The hunt for yield in a low-interest-rate world is driving investors into markets such as U.S. junk bonds and Japanese stocks as they shrug off the risk the global recovery could stall.
Many asset managers remain upbeat about prospects for the global economy and have kept allocations to riskier assets intact despite the latest round of turmoil in Europe.
Of course, investors are hedging against possible losses. These assets have their drawbacks, including a dependence on easy money from the Federal Reserve, and they are highly vulnerable to a worsening of Europe’s debt crisis.
However, managers have been forced to become creative in their search for yield after nearly four years of zero interest rates in the United States. For now, income is trumping risk.
“Yes, there would be bumps in the road, but it helps that we have central banks in the world whose No. 1 goal is to prevent a crisis,” said Sara Zervos, senior portfolio manager and global head of international fixed income at Oppenheimer Funds.
The euro zone’s debt woes remain at the forefront of investor worries including the possible exit of Greece from the currency bloc after political leaders failed to reach agreement on a coalition government.
Seven Investment Management co-founder and director Justin Urquhart Stewart, however, believes euro zone leaders will somehow find a way to “manage the Greek situation.” The firm’s view remains that the euro will survive, although it remains to be seen whether Greece will stay in the club.
Here are a few strategies investors are using to earn income in a low-interest-rate, debt-crisis environment:
U.S. high-yield debt was a favourite among asset managers for strong returns and low volatility. Big names holding “junk” bonds included Oppenheimer Funds and Standard Life Investments.
As a backdrop, the U.S. economic outlook is generally more sanguine, defaults are low, and corporate cash is high. The market has improved in credit quality over the last two years, though partly because poorer-quality issuers have defaulted.
The extra yield investors demand to hold the riskiest sector of the corporate bond market widened though to more than 700 basis points last week, Bank of America Merrill Lynch index data show, the widest since February.
Spreads have widened amid fears about the euro zone sovereign crisis and concerns the U.S. economic recovery was slowing down.
Richard Batty, investment director for multi-asset investing at Standard Life Investments in Edinburgh, was unfazed by the rise in high-yield spreads.
“Investing in the corporate bond market made on the basis that U.S. companies are running conservative balance sheets is still the most appropriate way to take risks,” he said.
Standard, which manages assets of roughly $240-billion, has significant positions in U.S corporate bonds – both investment and speculative grade.

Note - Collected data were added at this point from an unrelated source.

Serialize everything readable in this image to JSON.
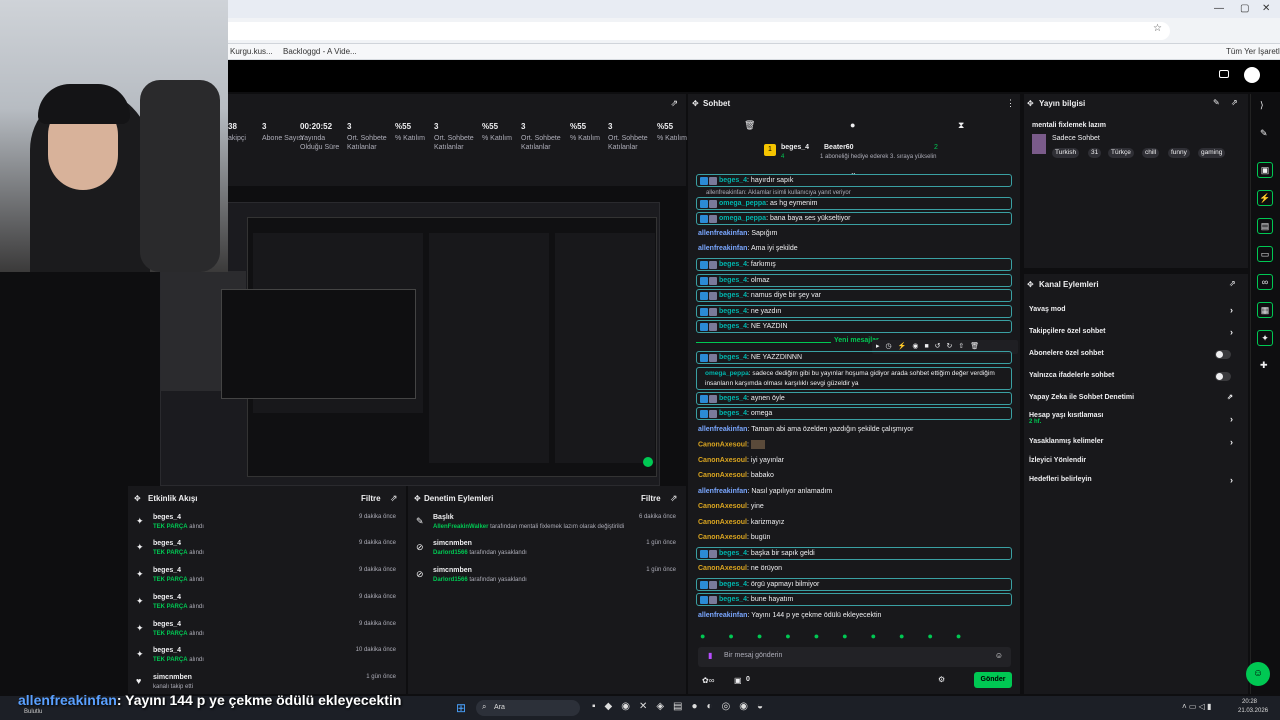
{
  "browser": {
    "bookmarks": [
      "Kurgu.kus...",
      "Backloggd - A Vide..."
    ],
    "all_bookmarks_label": "Tüm Yer İşaretleri"
  },
  "stats": [
    {
      "value": "38",
      "label": "akipçi"
    },
    {
      "value": "3",
      "label": "Abone Sayısı"
    },
    {
      "value": "00:20:52",
      "label": "Yayında Olduğu Süre"
    },
    {
      "value": "3",
      "label": "Ort. Sohbete Katılanlar"
    },
    {
      "value": "%55",
      "label": "% Katılım"
    },
    {
      "value": "3",
      "label": "Ort. Sohbete Katılanlar"
    },
    {
      "value": "%55",
      "label": "% Katılım"
    },
    {
      "value": "3",
      "label": "Ort. Sohbete Katılanlar"
    },
    {
      "value": "%55",
      "label": "% Katılım"
    },
    {
      "value": "3",
      "label": "Ort. Sohbete Katılanlar"
    },
    {
      "value": "%55",
      "label": "% Katılım"
    }
  ],
  "activity": {
    "title": "Etkinlik Akışı",
    "filter": "Filtre",
    "items": [
      {
        "user": "beges_4",
        "highlight": "TEK PARÇA",
        "suffix": "alındı",
        "time": "9 dakika önce"
      },
      {
        "user": "beges_4",
        "highlight": "TEK PARÇA",
        "suffix": "alındı",
        "time": "9 dakika önce"
      },
      {
        "user": "beges_4",
        "highlight": "TEK PARÇA",
        "suffix": "alındı",
        "time": "9 dakika önce"
      },
      {
        "user": "beges_4",
        "highlight": "TEK PARÇA",
        "suffix": "alındı",
        "time": "9 dakika önce"
      },
      {
        "user": "beges_4",
        "highlight": "TEK PARÇA",
        "suffix": "alındı",
        "time": "9 dakika önce"
      },
      {
        "user": "beges_4",
        "highlight": "TEK PARÇA",
        "suffix": "alındı",
        "time": "10 dakika önce"
      },
      {
        "user": "simcnmben",
        "highlight": "",
        "suffix": "kanalı takip etti",
        "time": "1 gün önce"
      }
    ]
  },
  "moderation": {
    "title": "Denetim Eylemleri",
    "filter": "Filtre",
    "items": [
      {
        "title": "Başlık",
        "actor": "AllenFreakinWalker",
        "text": "tarafından mentali fixlemek lazım olarak değiştirildi",
        "time": "6 dakika önce"
      },
      {
        "title": "simcnmben",
        "actor": "Darlord1566",
        "text": "tarafından yasaklandı",
        "time": "1 gün önce"
      },
      {
        "title": "simcnmben",
        "actor": "Darlord1566",
        "text": "tarafından yasaklandı",
        "time": "1 gün önce"
      }
    ]
  },
  "chat": {
    "title": "Sohbet",
    "hype": {
      "user": "beges_4",
      "count": "4",
      "gifter": "Beater60",
      "gifter_count": "2",
      "note": "1 aboneliği hediye ederek 3. sıraya yükselin"
    },
    "new_messages": "Yeni mesajlar",
    "messages": [
      {
        "user": "beges_4",
        "text": "hayırdır sapık",
        "color": "#00b5ad",
        "hl": true
      },
      {
        "user": "",
        "text": "allenfreakinfan: Aklamlar isimli kullanıcıya yanıt veriyor",
        "color": "#adadb8",
        "hl": false
      },
      {
        "user": "omega_peppa",
        "text": "as hg eymenim",
        "color": "#00b5ad",
        "hl": true
      },
      {
        "user": "omega_peppa",
        "text": "bana baya ses yükseltiyor",
        "color": "#00b5ad",
        "hl": true
      },
      {
        "user": "allenfreakinfan",
        "text": "Sapığım",
        "color": "#7aa7ff",
        "hl": false
      },
      {
        "user": "allenfreakinfan",
        "text": "Ama iyi şekilde",
        "color": "#7aa7ff",
        "hl": false
      },
      {
        "user": "beges_4",
        "text": "farkımış",
        "color": "#00b5ad",
        "hl": true
      },
      {
        "user": "beges_4",
        "text": "olmaz",
        "color": "#00b5ad",
        "hl": true
      },
      {
        "user": "beges_4",
        "text": "namus diye bir şey var",
        "color": "#00b5ad",
        "hl": true
      },
      {
        "user": "beges_4",
        "text": "ne yazdın",
        "color": "#00b5ad",
        "hl": true
      },
      {
        "user": "beges_4",
        "text": "NE YAZDIN",
        "color": "#00b5ad",
        "hl": true
      },
      {
        "user": "beges_4",
        "text": "NE YAZZDINNN",
        "color": "#00b5ad",
        "hl": true
      },
      {
        "user": "omega_peppa",
        "text": "sadece dediğim gibi bu yayınlar hoşuma gidiyor arada sohbet ettiğim değer verdiğim insanların karşımda olması karşılıklı sevgi güzeldir ya",
        "color": "#00b5ad",
        "hl": true
      },
      {
        "user": "beges_4",
        "text": "aynen öyle",
        "color": "#00b5ad",
        "hl": true
      },
      {
        "user": "beges_4",
        "text": "omega",
        "color": "#00b5ad",
        "hl": true
      },
      {
        "user": "allenfreakinfan",
        "text": "Tamam abi ama özelden yazdığın şekilde çalışmıyor",
        "color": "#7aa7ff",
        "hl": false
      },
      {
        "user": "CanonAxesoul",
        "text": "",
        "color": "#daa520",
        "hl": false
      },
      {
        "user": "CanonAxesoul",
        "text": "iyi yayınlar",
        "color": "#daa520",
        "hl": false
      },
      {
        "user": "CanonAxesoul",
        "text": "babako",
        "color": "#daa520",
        "hl": false
      },
      {
        "user": "allenfreakinfan",
        "text": "Nasıl yapılıyor anlamadım",
        "color": "#7aa7ff",
        "hl": false
      },
      {
        "user": "CanonAxesoul",
        "text": "yine",
        "color": "#daa520",
        "hl": false
      },
      {
        "user": "CanonAxesoul",
        "text": "karizmayız",
        "color": "#daa520",
        "hl": false
      },
      {
        "user": "CanonAxesoul",
        "text": "bugün",
        "color": "#daa520",
        "hl": false
      },
      {
        "user": "beges_4",
        "text": "başka bir sapık geldi",
        "color": "#00b5ad",
        "hl": true
      },
      {
        "user": "CanonAxesoul",
        "text": "ne örüyon",
        "color": "#daa520",
        "hl": false
      },
      {
        "user": "beges_4",
        "text": "örgü yapmayı bilmiyor",
        "color": "#00b5ad",
        "hl": true
      },
      {
        "user": "beges_4",
        "text": "bune hayatım",
        "color": "#00b5ad",
        "hl": true
      },
      {
        "user": "allenfreakinfan",
        "text": "Yayını 144 p ye çekme ödülü ekleyecektin",
        "color": "#7aa7ff",
        "hl": false
      }
    ],
    "input_placeholder": "Bir mesaj gönderin",
    "points": "0",
    "send_label": "Gönder"
  },
  "stream_info": {
    "title": "Yayın bilgisi",
    "stream_title": "mentali fixlemek lazım",
    "category": "Sadece Sohbet",
    "tags": [
      "Turkish",
      "31",
      "Türkçe",
      "chill",
      "funny",
      "gaming"
    ]
  },
  "channel_actions": {
    "title": "Kanal Eylemleri",
    "items": [
      {
        "label": "Yavaş mod",
        "control": "arrow"
      },
      {
        "label": "Takipçilere özel sohbet",
        "control": "arrow"
      },
      {
        "label": "Abonelere özel sohbet",
        "control": "toggle"
      },
      {
        "label": "Yalnızca ifadelerle sohbet",
        "control": "toggle"
      },
      {
        "label": "Yapay Zeka ile Sohbet Denetimi",
        "control": "external"
      },
      {
        "label": "Hesap yaşı kısıtlaması",
        "sub": "2 hf.",
        "control": "arrow"
      },
      {
        "label": "Yasaklanmış kelimeler",
        "control": "arrow"
      },
      {
        "label": "İzleyici Yönlendir",
        "control": ""
      },
      {
        "label": "Hedefleri belirleyin",
        "control": "arrow"
      }
    ]
  },
  "caption": {
    "user": "allenfreakinfan",
    "text": ": Yayını 144 p ye çekme ödülü ekleyecektin"
  },
  "taskbar": {
    "weather": "Bulutlu",
    "search": "Ara",
    "time": "20:28",
    "date": "21.03.2026"
  },
  "colors": {
    "accent": "#00c853",
    "teal": "#3aa0a3",
    "bg": "#0e0e10",
    "panel": "#18181b"
  }
}
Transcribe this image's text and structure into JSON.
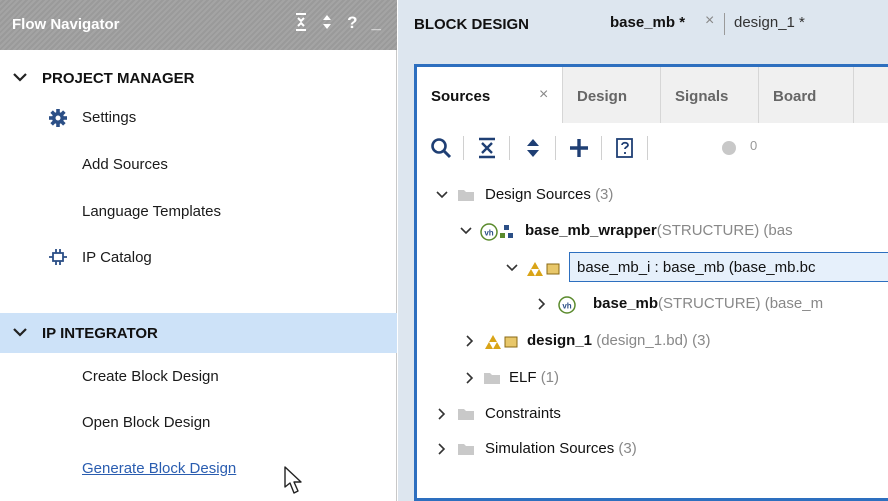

Volatility is also low for high-yield bonds at 6.1 per cent, based on Societe Generale’s estimates, compared to 8.8 per cent for government bonds, and 21.3 per cent for equities.
Believe it or not, investors have warmed to Japanese stocks for yield. Long shunned by investors because of deflation, low returns, and a strong yen, Japan is attracting investors, despite a ratings cut by Fitch on Tuesday.
Fitch cut Japan’s sovereign credit status as a political stalemate dims the chances the country can curb its snowballing debt.
This is not the first time Japan’s ratings have been cut and investors buying Japanese stocks this year could not have been oblivious to the country’s problems.
EPFR data showed Japan stock funds attracted their first net inflows in March since September last year. Japanese funds saw outflows in April, but since then, inflows have resumed.
Japan’s recovery from last year’s earthquake and tsunami tragedy has impressed investors. As Japan’s economy rebounded and the yen weakened, growth and earnings prospects, especially for the country’s exporters, have improved, analysts said.
The broad Topix index has risen nearly 1 per cent this year after losses of 19 per cent in 2011 and the Nikkei index gained 3.2 per cent, after a 17.3 per cent fall.
Japan’s dividend yield of 2.5 per cent is also higher than that of U.S. stocks, currently at 2.1 per cent, according to Societe Generale’s estimates. Adjusted for inflation, Japan’s real yield is even higher.
Seven Investment, for one, has increased its allocation to Japanese stocks in its balanced portfolio to 3.5 per cent this quarter from 1.5 per cent previously. Lyxor Asset Management in Paris, with assets of more than $100-billion, has also picked up Japan-focused exchange traded funds.